I made it Monday to Friday, Monday and then to the following week, Friday. That’s not traditional, but it worked. We set up our sizing slightly differently than an engineering team might do it again, because we’re not delivering a product, we are sometimes delivering tasks, um, is you get to adjust it to what works, play with it, test it, and frequently do your retros.
So your retrospectives. A classic ingredient of agile, you’re gonna do those to learn what works for you, what doesn’t work. If continuous delivery doesn’t work for you, change it. If you need more or less time in inception, change it. Keep what works and change what doesn’t. And kind if you make it better all the time is crucial.

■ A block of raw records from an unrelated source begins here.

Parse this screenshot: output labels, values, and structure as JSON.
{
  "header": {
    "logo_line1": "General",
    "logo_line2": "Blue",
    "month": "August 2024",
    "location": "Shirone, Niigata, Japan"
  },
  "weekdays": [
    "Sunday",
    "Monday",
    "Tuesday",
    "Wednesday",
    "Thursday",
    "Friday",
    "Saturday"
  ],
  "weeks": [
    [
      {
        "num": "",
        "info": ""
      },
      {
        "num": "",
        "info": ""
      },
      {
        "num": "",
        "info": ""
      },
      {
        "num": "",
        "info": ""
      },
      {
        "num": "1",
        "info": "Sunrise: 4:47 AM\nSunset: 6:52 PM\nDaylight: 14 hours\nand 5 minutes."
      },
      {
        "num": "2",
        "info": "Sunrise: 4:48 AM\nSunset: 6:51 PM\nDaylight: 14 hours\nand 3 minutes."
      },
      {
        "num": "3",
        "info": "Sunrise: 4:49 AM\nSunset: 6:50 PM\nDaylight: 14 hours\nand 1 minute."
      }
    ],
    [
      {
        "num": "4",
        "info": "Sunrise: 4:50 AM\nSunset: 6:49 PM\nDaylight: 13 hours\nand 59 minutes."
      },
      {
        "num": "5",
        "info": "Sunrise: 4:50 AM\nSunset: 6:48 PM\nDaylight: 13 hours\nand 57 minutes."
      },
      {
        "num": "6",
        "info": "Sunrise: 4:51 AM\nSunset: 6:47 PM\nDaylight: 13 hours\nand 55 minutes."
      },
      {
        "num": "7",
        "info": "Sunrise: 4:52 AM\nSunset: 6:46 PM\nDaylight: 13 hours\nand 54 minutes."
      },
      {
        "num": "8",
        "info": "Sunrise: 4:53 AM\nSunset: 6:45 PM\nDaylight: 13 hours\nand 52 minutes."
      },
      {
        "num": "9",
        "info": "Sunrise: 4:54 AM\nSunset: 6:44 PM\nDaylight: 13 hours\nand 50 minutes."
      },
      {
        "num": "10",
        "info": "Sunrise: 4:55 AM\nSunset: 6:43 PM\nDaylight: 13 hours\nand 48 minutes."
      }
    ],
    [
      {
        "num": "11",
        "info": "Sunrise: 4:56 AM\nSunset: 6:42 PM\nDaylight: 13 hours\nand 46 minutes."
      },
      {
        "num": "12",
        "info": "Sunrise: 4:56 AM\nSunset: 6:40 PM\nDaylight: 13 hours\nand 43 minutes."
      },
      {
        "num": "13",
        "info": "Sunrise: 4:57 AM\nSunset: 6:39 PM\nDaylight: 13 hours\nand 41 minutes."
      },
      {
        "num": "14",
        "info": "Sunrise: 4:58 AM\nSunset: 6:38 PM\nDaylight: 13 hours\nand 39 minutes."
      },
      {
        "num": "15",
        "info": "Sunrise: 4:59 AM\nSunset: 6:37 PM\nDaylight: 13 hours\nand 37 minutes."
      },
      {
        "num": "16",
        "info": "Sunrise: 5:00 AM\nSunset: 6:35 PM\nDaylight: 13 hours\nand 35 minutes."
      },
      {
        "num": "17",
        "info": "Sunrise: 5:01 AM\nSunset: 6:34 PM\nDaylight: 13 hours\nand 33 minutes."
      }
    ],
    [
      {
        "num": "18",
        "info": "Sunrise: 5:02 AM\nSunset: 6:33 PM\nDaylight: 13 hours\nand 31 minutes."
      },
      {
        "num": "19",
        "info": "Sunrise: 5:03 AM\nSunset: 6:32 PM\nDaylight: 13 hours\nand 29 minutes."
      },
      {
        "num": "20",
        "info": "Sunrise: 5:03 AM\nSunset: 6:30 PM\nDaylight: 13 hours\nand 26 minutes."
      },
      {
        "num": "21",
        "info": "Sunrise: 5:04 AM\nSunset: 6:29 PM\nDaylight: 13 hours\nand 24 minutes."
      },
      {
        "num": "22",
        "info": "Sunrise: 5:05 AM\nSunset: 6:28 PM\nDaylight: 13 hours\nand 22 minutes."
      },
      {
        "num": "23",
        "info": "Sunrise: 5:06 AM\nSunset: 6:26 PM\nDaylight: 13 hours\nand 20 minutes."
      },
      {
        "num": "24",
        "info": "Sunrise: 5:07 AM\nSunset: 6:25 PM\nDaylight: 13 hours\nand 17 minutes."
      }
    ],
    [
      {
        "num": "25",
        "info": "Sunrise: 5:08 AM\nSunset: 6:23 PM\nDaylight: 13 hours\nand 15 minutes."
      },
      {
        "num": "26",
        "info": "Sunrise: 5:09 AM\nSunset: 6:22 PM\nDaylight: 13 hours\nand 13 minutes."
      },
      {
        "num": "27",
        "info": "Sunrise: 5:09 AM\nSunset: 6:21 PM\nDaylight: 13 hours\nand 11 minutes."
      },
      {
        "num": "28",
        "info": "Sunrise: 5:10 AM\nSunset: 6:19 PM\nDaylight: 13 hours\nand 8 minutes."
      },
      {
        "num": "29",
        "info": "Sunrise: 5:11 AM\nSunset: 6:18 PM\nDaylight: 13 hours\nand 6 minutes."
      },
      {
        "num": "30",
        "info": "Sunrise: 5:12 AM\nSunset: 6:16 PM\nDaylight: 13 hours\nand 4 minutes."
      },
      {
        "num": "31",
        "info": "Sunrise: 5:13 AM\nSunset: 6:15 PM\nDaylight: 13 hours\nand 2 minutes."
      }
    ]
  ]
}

And then just keep learning. I’d still talk to Agile coaches all the time, is you never learn all of it. There’s always a different way of deploying it, so it’s just stay curious.
James Geyer: It’s kind of an agile approach to agile, if you will.
Liv Carter: Exactly. That’s a great way to say that. Be agile. About Agile. About agile, right?
Yeah, it really is. ’cause it’s, there isn’t this like, here’s the only way to do this, and you do run into those folks who have a fairly set view of how agile should be deployed. But that’s sort of, that’s not the point, that’s not the reason it was developed in the first place. It, it, it really is, allows you to create the way of working that’s gonna work for you.
And even within the same company, as things change within companies, right? As company goes from maybe startup to scale up and now you’re hit profitability and you wanna think about IPO readiness, your way of working through that probably will have to change. So it’s constantly learning, staying curious, interrogating your own work of being able to see what’s working and what’s not working, um, and just being able to let go of the stuff that doesn’t work.
James Geyer: That’s great. Liv, thanks so much for hopping on. This was super interesting and helpful. I think folks are gonna take a lot from it. So thanks for stopping by.
Liv Carter: Of course. Thanks for having me.